Alberto Stasi, der verurteilte Ex-Freund. © Furlan/dpa
Garlasco – Blutüberströmt liegt Chiara Poggi am Fuße der Kellertreppe, getötet in ihrem Elternhaus in der Nähe von Mailand. Sie ist 26 Jahre alt, als sie 2007 mit einem harten Gegenstand totgeschlagen wird. Das Verbrechen schockt Italien. Ihr damaliger Freund Alberto Stasi wird nach einem langen Prozess über alle Instanzen als Täter verurteilt und muss ins Gefängnis.
Doch nun rüttelt der Fall die italienische Öffentlichkeit erneut auf. Denn die Carabinieri und die Staatsanwaltschaft ermitteln wieder. Es gibt neue Spuren. Und mindestens einen neuen Verdächtigen. Möglicherweise ist in einem kleinen Bach auch die von Anfang an verschollene Tatwaffe aufgetaucht.
Alberto Stasi hatte all die Jahre vergeblich seine Unschuld beteuert. Steht der Mordfall Poggi nun vor einer spektakulären Wende?
Drei mit Spannung erwartete Anhörungen waren geplant: Stasi selbst, Poggis jüngerer Bruder Marco sowie dessen Jugendfreund Andrea S. wurden diese Woche zeitgleich von Staatsanwälten vorgeladen. Dutzende Journalisten warteten am Dienstag in Pavia – einer Stadt südlich von Mailand – und in Venedig, um die drei Männer oder deren Anwälte für Kommentare abzufangen.

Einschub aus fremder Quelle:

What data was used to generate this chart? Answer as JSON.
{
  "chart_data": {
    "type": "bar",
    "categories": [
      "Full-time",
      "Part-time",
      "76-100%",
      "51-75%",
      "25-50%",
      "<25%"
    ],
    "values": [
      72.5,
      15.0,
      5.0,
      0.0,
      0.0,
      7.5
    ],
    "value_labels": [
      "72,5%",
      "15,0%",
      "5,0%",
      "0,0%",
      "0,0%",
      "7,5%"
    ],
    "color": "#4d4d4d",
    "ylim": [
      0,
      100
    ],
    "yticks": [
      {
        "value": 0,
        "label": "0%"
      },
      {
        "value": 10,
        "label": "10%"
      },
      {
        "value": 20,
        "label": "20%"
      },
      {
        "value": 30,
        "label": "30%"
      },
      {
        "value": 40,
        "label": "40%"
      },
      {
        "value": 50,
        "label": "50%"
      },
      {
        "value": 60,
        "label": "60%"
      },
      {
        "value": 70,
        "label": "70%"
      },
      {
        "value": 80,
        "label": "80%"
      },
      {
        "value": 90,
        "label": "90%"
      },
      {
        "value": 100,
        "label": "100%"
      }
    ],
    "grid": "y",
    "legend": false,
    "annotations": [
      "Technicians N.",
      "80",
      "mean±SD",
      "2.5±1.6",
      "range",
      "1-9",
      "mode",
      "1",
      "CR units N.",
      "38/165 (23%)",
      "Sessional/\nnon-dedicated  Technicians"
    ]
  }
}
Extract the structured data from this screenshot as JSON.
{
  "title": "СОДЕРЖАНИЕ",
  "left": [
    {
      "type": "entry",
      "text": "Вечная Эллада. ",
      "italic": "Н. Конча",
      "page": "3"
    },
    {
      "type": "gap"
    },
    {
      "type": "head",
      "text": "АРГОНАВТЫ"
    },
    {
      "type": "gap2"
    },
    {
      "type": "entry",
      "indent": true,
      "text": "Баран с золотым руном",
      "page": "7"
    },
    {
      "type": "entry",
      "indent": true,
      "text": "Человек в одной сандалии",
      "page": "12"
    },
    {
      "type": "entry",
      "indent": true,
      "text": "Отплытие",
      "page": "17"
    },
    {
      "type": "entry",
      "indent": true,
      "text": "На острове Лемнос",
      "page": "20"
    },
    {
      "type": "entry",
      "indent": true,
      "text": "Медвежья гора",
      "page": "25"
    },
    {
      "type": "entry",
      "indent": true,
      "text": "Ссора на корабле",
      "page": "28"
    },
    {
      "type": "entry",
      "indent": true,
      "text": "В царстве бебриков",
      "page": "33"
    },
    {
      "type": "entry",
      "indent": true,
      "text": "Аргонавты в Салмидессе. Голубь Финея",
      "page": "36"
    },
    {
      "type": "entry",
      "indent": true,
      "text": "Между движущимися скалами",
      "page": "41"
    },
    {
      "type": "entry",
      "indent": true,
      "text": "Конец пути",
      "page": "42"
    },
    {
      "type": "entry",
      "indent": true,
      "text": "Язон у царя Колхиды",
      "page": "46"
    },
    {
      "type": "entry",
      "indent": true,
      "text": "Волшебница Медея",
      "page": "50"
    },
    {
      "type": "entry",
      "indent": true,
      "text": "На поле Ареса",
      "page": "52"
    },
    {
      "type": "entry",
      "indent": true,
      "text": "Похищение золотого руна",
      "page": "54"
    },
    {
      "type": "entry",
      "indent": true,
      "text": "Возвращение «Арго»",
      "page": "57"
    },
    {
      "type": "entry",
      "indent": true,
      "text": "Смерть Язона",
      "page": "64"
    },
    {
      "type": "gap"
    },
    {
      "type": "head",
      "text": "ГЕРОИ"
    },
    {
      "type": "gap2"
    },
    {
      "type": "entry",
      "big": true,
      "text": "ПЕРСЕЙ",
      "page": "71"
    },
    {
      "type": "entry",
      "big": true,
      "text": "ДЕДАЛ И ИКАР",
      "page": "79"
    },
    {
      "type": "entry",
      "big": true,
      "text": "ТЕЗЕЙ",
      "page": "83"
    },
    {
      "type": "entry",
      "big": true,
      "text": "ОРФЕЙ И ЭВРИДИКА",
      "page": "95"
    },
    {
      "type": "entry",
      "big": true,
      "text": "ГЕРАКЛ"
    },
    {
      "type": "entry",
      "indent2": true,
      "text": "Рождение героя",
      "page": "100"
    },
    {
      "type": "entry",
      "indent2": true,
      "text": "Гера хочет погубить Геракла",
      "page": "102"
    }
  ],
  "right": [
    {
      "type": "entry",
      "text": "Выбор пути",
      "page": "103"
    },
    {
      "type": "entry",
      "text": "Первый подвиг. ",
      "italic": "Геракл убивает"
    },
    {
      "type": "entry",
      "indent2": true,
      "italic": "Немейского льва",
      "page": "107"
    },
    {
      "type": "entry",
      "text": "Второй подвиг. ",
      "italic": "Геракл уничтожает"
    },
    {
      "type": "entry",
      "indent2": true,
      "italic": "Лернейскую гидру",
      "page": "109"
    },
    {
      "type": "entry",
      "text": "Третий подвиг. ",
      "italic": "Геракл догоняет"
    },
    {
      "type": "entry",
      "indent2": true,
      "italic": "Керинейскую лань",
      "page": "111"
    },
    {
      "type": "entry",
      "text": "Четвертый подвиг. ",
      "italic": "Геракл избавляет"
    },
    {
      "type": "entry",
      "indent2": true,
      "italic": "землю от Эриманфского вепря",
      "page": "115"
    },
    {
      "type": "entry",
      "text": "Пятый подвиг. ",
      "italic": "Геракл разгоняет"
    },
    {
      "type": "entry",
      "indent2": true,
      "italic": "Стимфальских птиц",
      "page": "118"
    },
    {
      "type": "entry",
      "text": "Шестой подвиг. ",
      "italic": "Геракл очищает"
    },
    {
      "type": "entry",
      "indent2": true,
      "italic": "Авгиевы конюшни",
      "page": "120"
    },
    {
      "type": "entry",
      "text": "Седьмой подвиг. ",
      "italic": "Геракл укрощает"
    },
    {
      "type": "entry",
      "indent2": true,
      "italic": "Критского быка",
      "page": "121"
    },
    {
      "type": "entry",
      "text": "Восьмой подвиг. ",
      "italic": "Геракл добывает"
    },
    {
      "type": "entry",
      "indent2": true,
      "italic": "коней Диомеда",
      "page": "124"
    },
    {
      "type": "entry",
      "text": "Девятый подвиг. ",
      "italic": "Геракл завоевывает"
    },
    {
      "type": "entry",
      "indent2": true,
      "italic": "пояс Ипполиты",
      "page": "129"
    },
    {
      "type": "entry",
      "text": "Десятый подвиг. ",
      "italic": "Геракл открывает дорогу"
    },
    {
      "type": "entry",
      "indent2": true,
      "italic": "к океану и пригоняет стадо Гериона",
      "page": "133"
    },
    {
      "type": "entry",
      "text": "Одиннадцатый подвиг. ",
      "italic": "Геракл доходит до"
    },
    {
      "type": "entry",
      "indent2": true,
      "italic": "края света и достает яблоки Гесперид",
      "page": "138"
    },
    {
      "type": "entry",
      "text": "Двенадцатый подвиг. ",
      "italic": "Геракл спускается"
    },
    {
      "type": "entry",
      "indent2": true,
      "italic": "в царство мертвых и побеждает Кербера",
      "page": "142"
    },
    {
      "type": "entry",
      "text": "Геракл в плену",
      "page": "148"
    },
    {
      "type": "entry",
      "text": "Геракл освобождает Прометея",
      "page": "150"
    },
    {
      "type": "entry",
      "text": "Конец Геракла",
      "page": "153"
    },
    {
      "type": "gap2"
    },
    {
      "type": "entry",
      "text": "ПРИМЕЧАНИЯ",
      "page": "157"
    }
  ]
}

Im Fokus stand vor allem der Freund des Bruders: Gegen ihn wird seit einigen Wochen offiziell ermittelt. Zur Befragung in Pavia erschien er dann aber nicht. Auch seine Anwälte tauchten nicht auf. Sie begründeten das mit fehlerhaften Vorladungen der Strafverfolger.
Kurz darauf sorgte ein Medienbericht des Senders Rai für mächtig Aufsehen, wonach Ermittler Fingerabdrücke vom Tatort neben der Leiche ebenjenem Andrea S. zuordnen können. Am Mittwoch bestätigte die Staatsanwaltschaft die Spur offiziell. Möglich wurde die Zuordnung durch den Einsatz neuer forensischer Technik – sowohl in der Software- als auch in der Hardwareanalyse.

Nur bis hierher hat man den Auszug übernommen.